The best time to remove dead growth from an orchid is when the plant begins to go dormant, usually in October. Use a small pair of plant shears and be gentle, as the stems can be easily damaged.

Propagating White Egret Orchid

This plant grows from a tuber that looks like a small bulb brown that is sometimes fuzzy. It should be planted about a half inch deep with the pointed part of the bulb facing up. This plant may seem to grow slowly at first, but once it reaches the flowering season in July it will put on quite a show. Be attentive to the plant's moisture levels and make sure the soil stays moist during the warmest part of the growing season.

Overwintering White Egret Orchid

White egret orchids grown indoors and/or outdoors both need to be overwintered.

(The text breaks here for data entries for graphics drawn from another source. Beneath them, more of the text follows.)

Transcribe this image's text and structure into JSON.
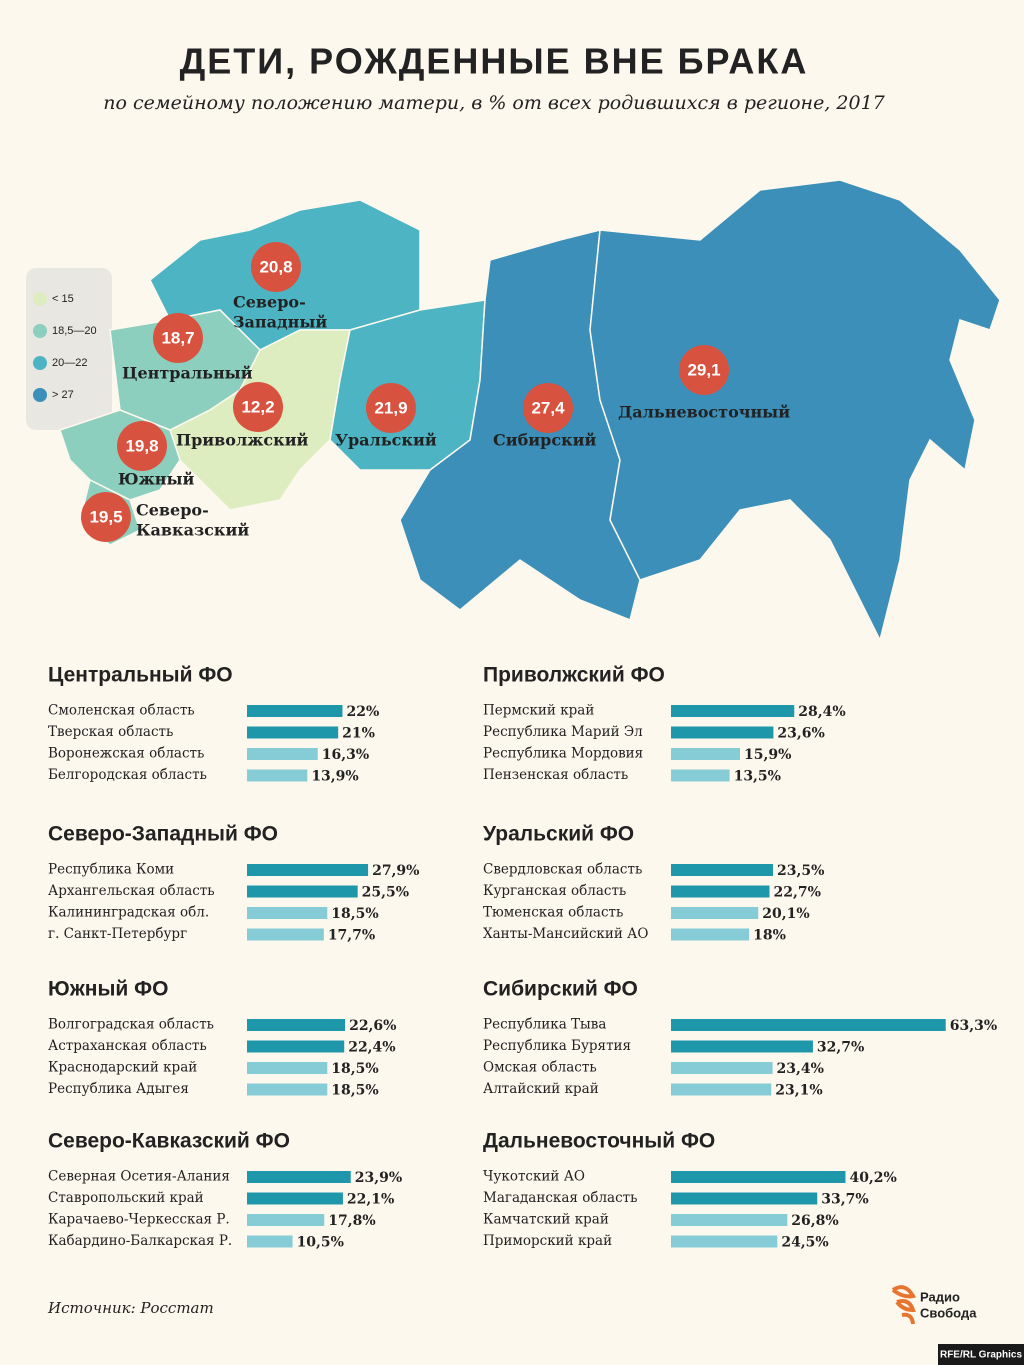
{
  "title": "ДЕТИ, РОЖДЕННЫЕ ВНЕ БРАКА",
  "subtitle": "по семейному положению матери, в % от всех родившихся в регионе, 2017",
  "map": {
    "legend": [
      {
        "label": "< 15",
        "color": "#deedc0"
      },
      {
        "label": "18,5—20",
        "color": "#8ccfbf"
      },
      {
        "label": "20—22",
        "color": "#4db4c3"
      },
      {
        "label": "> 27",
        "color": "#3b8fb8"
      }
    ],
    "districts": [
      {
        "name": [
          "Северо-",
          "Западный"
        ],
        "value": 20.8,
        "value_label": "20,8",
        "color": "#4db4c3"
      },
      {
        "name": [
          "Центральный"
        ],
        "value": 18.7,
        "value_label": "18,7",
        "color": "#8ccfbf"
      },
      {
        "name": [
          "Приволжский"
        ],
        "value": 12.2,
        "value_label": "12,2",
        "color": "#deedc0"
      },
      {
        "name": [
          "Южный"
        ],
        "value": 19.8,
        "value_label": "19,8",
        "color": "#8ccfbf"
      },
      {
        "name": [
          "Северо-",
          "Кавказский"
        ],
        "value": 19.5,
        "value_label": "19,5",
        "color": "#8ccfbf"
      },
      {
        "name": [
          "Уральский"
        ],
        "value": 21.9,
        "value_label": "21,9",
        "color": "#4db4c3"
      },
      {
        "name": [
          "Сибирский"
        ],
        "value": 27.4,
        "value_label": "27,4",
        "color": "#3b8fb8"
      },
      {
        "name": [
          "Дальневосточный"
        ],
        "value": 29.1,
        "value_label": "29,1",
        "color": "#3b8fb8"
      }
    ]
  },
  "chart_data": [
    {
      "type": "bar",
      "title": "Центральный ФО",
      "categories": [
        "Смоленская область",
        "Тверская область",
        "Воронежская область",
        "Белгородская область"
      ],
      "values": [
        22,
        21,
        16.3,
        13.9
      ],
      "value_labels": [
        "22%",
        "21%",
        "16,3%",
        "13,9%"
      ],
      "colors": [
        "#1f97aa",
        "#1f97aa",
        "#86ccd6",
        "#86ccd6"
      ]
    },
    {
      "type": "bar",
      "title": "Приволжский ФО",
      "categories": [
        "Пермский край",
        "Республика Марий Эл",
        "Республика Мордовия",
        "Пензенская область"
      ],
      "values": [
        28.4,
        23.6,
        15.9,
        13.5
      ],
      "value_labels": [
        "28,4%",
        "23,6%",
        "15,9%",
        "13,5%"
      ],
      "colors": [
        "#1f97aa",
        "#1f97aa",
        "#86ccd6",
        "#86ccd6"
      ]
    },
    {
      "type": "bar",
      "title": "Северо-Западный ФО",
      "categories": [
        "Республика Коми",
        "Архангельская область",
        "Калининградская обл.",
        "г. Санкт-Петербург"
      ],
      "values": [
        27.9,
        25.5,
        18.5,
        17.7
      ],
      "value_labels": [
        "27,9%",
        "25,5%",
        "18,5%",
        "17,7%"
      ],
      "colors": [
        "#1f97aa",
        "#1f97aa",
        "#86ccd6",
        "#86ccd6"
      ]
    },
    {
      "type": "bar",
      "title": "Уральский ФО",
      "categories": [
        "Свердловская область",
        "Курганская область",
        "Тюменская область",
        "Ханты-Мансийский АО"
      ],
      "values": [
        23.5,
        22.7,
        20.1,
        18
      ],
      "value_labels": [
        "23,5%",
        "22,7%",
        "20,1%",
        "18%"
      ],
      "colors": [
        "#1f97aa",
        "#1f97aa",
        "#86ccd6",
        "#86ccd6"
      ]
    },
    {
      "type": "bar",
      "title": "Южный ФО",
      "categories": [
        "Волгоградская область",
        "Астраханская область",
        "Краснодарский край",
        "Республика Адыгея"
      ],
      "values": [
        22.6,
        22.4,
        18.5,
        18.5
      ],
      "value_labels": [
        "22,6%",
        "22,4%",
        "18,5%",
        "18,5%"
      ],
      "colors": [
        "#1f97aa",
        "#1f97aa",
        "#86ccd6",
        "#86ccd6"
      ]
    },
    {
      "type": "bar",
      "title": "Сибирский ФО",
      "categories": [
        "Республика Тыва",
        "Республика Бурятия",
        "Омская область",
        "Алтайский край"
      ],
      "values": [
        63.3,
        32.7,
        23.4,
        23.1
      ],
      "value_labels": [
        "63,3%",
        "32,7%",
        "23,4%",
        "23,1%"
      ],
      "colors": [
        "#1f97aa",
        "#1f97aa",
        "#86ccd6",
        "#86ccd6"
      ]
    },
    {
      "type": "bar",
      "title": "Северо-Кавказский ФО",
      "categories": [
        "Северная Осетия-Алания",
        "Ставропольский край",
        "Карачаево-Черкесская Р.",
        "Кабардино-Балкарская Р."
      ],
      "values": [
        23.9,
        22.1,
        17.8,
        10.5
      ],
      "value_labels": [
        "23,9%",
        "22,1%",
        "17,8%",
        "10,5%"
      ],
      "colors": [
        "#1f97aa",
        "#1f97aa",
        "#86ccd6",
        "#86ccd6"
      ]
    },
    {
      "type": "bar",
      "title": "Дальневосточный ФО",
      "categories": [
        "Чукотский АО",
        "Магаданская область",
        "Камчатский край",
        "Приморский край"
      ],
      "values": [
        40.2,
        33.7,
        26.8,
        24.5
      ],
      "value_labels": [
        "40,2%",
        "33,7%",
        "26,8%",
        "24,5%"
      ],
      "colors": [
        "#1f97aa",
        "#1f97aa",
        "#86ccd6",
        "#86ccd6"
      ]
    }
  ],
  "source": "Источник: Росстат",
  "logo": [
    "Радио",
    "Свобода"
  ],
  "credit": "RFE/RL Graphics"
}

Allow the soil to dry out gradually over a couple of weeks. Do this by cutting back on watering, as opposed to moving it to a heated or sunnier area. Then place the container in a cool, dry place until early spring.

Check in on the plant in mid-winter, and if the soil seems extremely dry; you can mist the surface with some water. Inspect for fungus, and remove any affected bulbs so the fungus doesn't spread.

In March or April, gently pull the plants from their containers to separate the fresh new bulbs from the old plant material. Replace the potting medium in the container with a fresh mix before planting the young bulbs. Water lightly but consistently as the plants begin to wake up to their spring growth cycle, then increase water in summer for consistent moisture.

Common Pests and Plant Diseases

This orchid is not bothered by many pests or diseases. However, there is one disease to watch out for: Habaneria mosaic potyvirus (leaf chlorosis), which causes yellowing of the leaves. This is usually due to an iron or magnesium deficiency in the soil or the soil being too alkaline.

Aphids may also be a minor problem, but can be treated with neem oil or insecticidal soap. You may notice mold or mildew on the soil surface if there is too much moisture. Remove any discolored soil and replace with fresh potting mix, and be careful not to overwater.